I set it in a recommended sunny spot, and for a few months it showed promise. But quickly, leaves started turning brown, so I moved it to shade. There it sat for several years, unchanged, without a hint of bloom. I decided to train it up the deck posts, (it is a vine after all) outside the bedroom window. I imagined being surprised by its professed fragrance some wonderful morning. By all accounts, it was a bloom worth waiting for.
Our fifth anniversary came and went, then the seventh, tenth, eighteenth. Over the years, the Hoya had grown thick and heavy, unable to wrap or cling like vines are supposed to. I tried stapling the branches up along the wood posts, hoping to guide it toward the light. But instead of climbing, it stooped. By now, my pride was involved, along with a superstitious concern for the symbolism of a wedding gift that refused to bloom.
I googled ‘Hoya.’ Not surprisingly, there are Hoya websites, Hoya clubs, and Hoya chat rooms. Like orchids, the plant has an impressive following, due to its supposedly intoxicating aromas and spectacular colors. From Minneapolis to Tehachepi, people spend hours online gloating about how they got their precious wax flower, aka asclepiadaceae, to perform.
I took notes, tried changing soil, fertilizing, watering more, watering less, but nothing changed. Except that it developed a nasty infestation of yellow bugs that enjoyed feasting on the fresh new tips. I sprayed it with an organic mixture of olive oil, castile soap and water, tried removing the crawling yellow dots with a soft cloth, and even hit it with some toxic stuff out of sheer desperation. Still, the yellow bugs survived.
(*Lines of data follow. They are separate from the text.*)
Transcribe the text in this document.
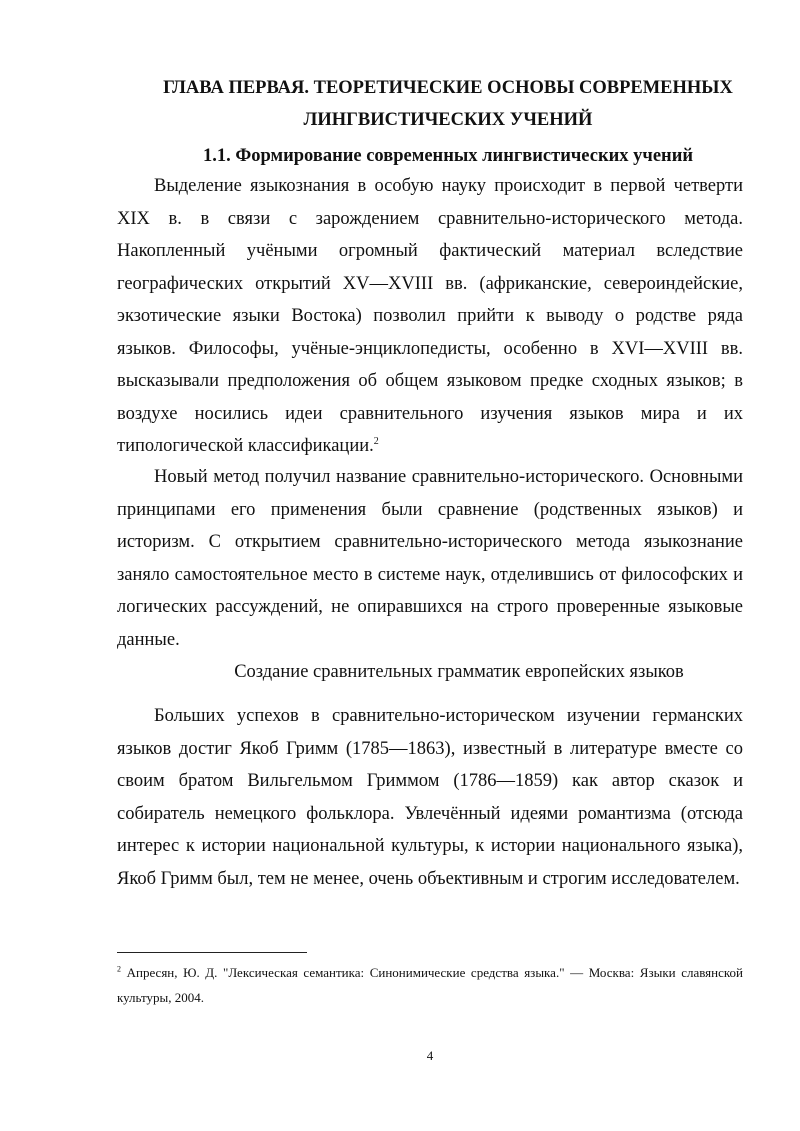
ГЛАВА ПЕРВАЯ. ТЕОРЕТИЧЕСКИЕ ОСНОВЫ СОВРЕМЕННЫХ
ЛИНГВИСТИЧЕСКИХ УЧЕНИЙ
1.1. Формирование современных лингвистических учений

Выделение языкознания в особую науку происходит в первой четверти XIX в. в связи с зарождением сравнительно-исторического метода. Накопленный учёными огромный фактический материал вследствие географических открытий XV—XVIII вв. (африканские, североиндейские, экзотические языки Востока) позволил прийти к выводу о родстве ряда языков. Философы, учёные-энциклопедисты, особенно в XVI—XVIII вв. высказывали предположения об общем языковом предке сходных языков; в воздухе носились идеи сравнительного изучения языков мира и их типологической классификации.$^2$

Новый метод получил название сравнительно-исторического. Основными принципами его применения были сравнение (родственных языков) и историзм. С открытием сравнительно-исторического метода языкознание заняло самостоятельное место в системе наук, отделившись от философских и логических рассуждений, не опиравшихся на строго проверенные языковые данные.

Создание сравнительных грамматик европейских языков

Больших успехов в сравнительно-историческом изучении германских языков достиг Якоб Гримм (1785—1863), известный в литературе вместе со своим братом Вильгельмом Гриммом (1786—1859) как автор сказок и собиратель немецкого фольклора. Увлечённый идеями романтизма (отсюда интерес к истории национальной культуры, к истории национального языка), Якоб Гримм был, тем не менее, очень объективным и строгим исследователем.

$^2$ Апресян, Ю. Д. "Лексическая семантика: Синонимические средства языка." — Москва: Языки славянской культуры, 2004.

4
The time finally came to give up on it. We were about to celebrate our twentieth and I felt like I had been more than patient. All of our inevitable marriage kinks had long been smoothed out and still this sucker refused to bloom. Since I couldn’t bring myself to toss it into the compost, I opted for a more passive aggressive approach. I carefully removed the staples that held its massive bug-infested limbs to the deck posts, cut it back considerably, and set it way out in the corner, where only the jade tree and cactus grow.
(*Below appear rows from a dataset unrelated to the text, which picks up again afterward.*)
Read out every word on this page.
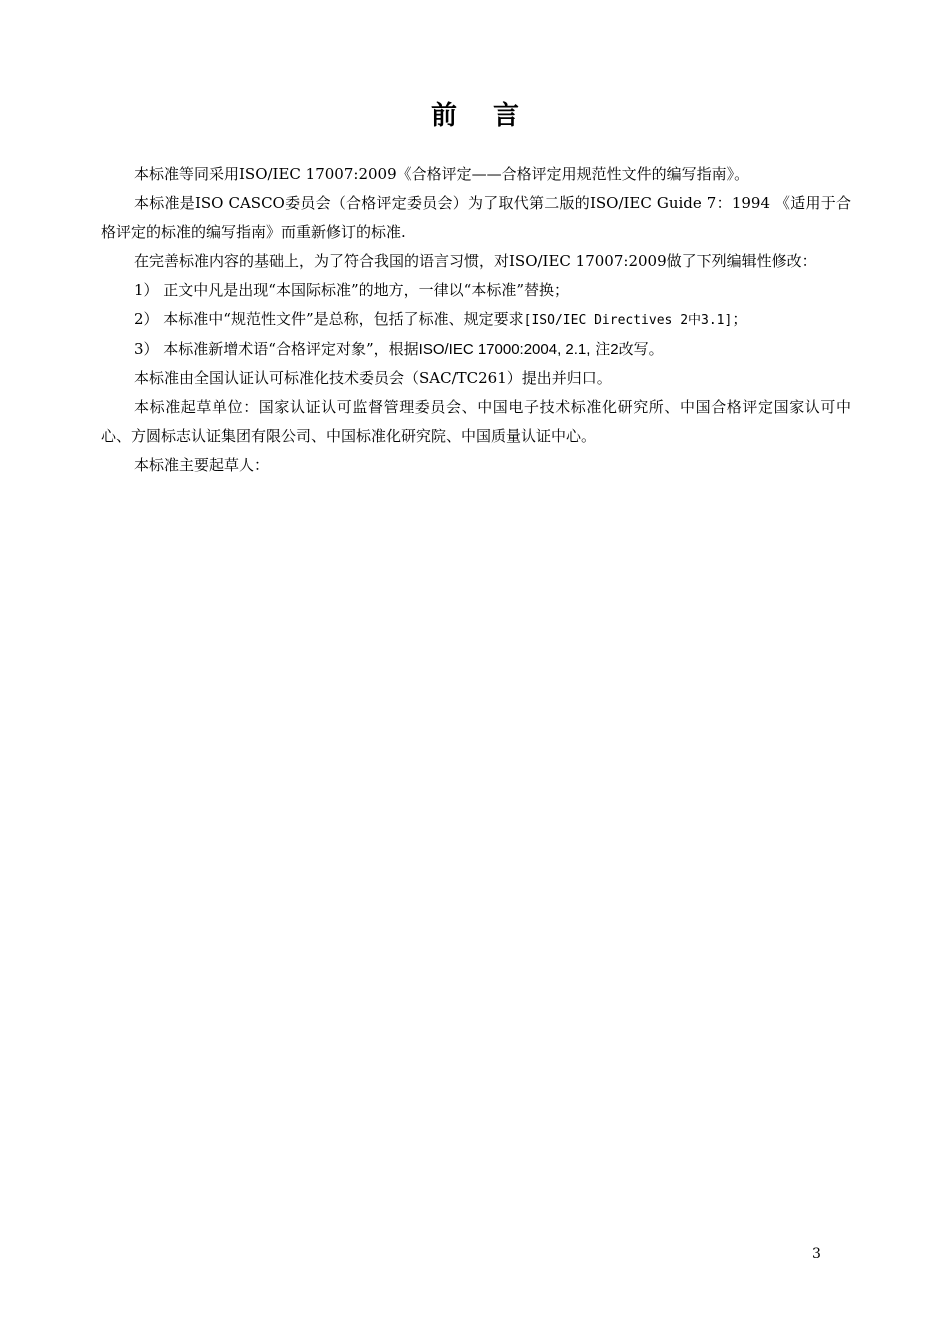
前言

本标准等同采用ISO/IEC 17007:2009《合格评定——合格评定用规范性文件的编写指南》。

本标准是ISO CASCO委员会（合格评定委员会）为了取代第二版的ISO/IEC Guide 7：1994 《适用于合格评定的标准的编写指南》而重新修订的标准.

在完善标准内容的基础上，为了符合我国的语言习惯，对ISO/IEC 17007:2009做了下列编辑性修改：

1） 正文中凡是出现“本国际标准”的地方，一律以“本标准”替换；

2） 本标准中“规范性文件”是总称，包括了标准、规定要求[ISO/IEC Directives 2中3.1]；

3） 本标准新增术语“合格评定对象”，根据ISO/IEC 17000:2004, 2.1, 注2改写。

本标准由全国认证认可标准化技术委员会（SAC/TC261）提出并归口。

本标准起草单位：国家认证认可监督管理委员会、中国电子技术标准化研究所、中国合格评定国家认可中心、方圆标志认证集团有限公司、中国标准化研究院、中国质量认证中心。

本标准主要起草人：

3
It took les than a week to die. Symbol or no symbol, I’ve got better things to do.
In its place, I planted the most mundane and predictable of vines—solanum jasminoides—and in a few weeks, it has already shot up to the top of the wall, wrapping itself like a dancer around the deck posts, offering a delicate bow of gentle white flowers at each bend.
It’s a hard lesson in gardening, but sometimes you just have to know when to nurture, and when to let go.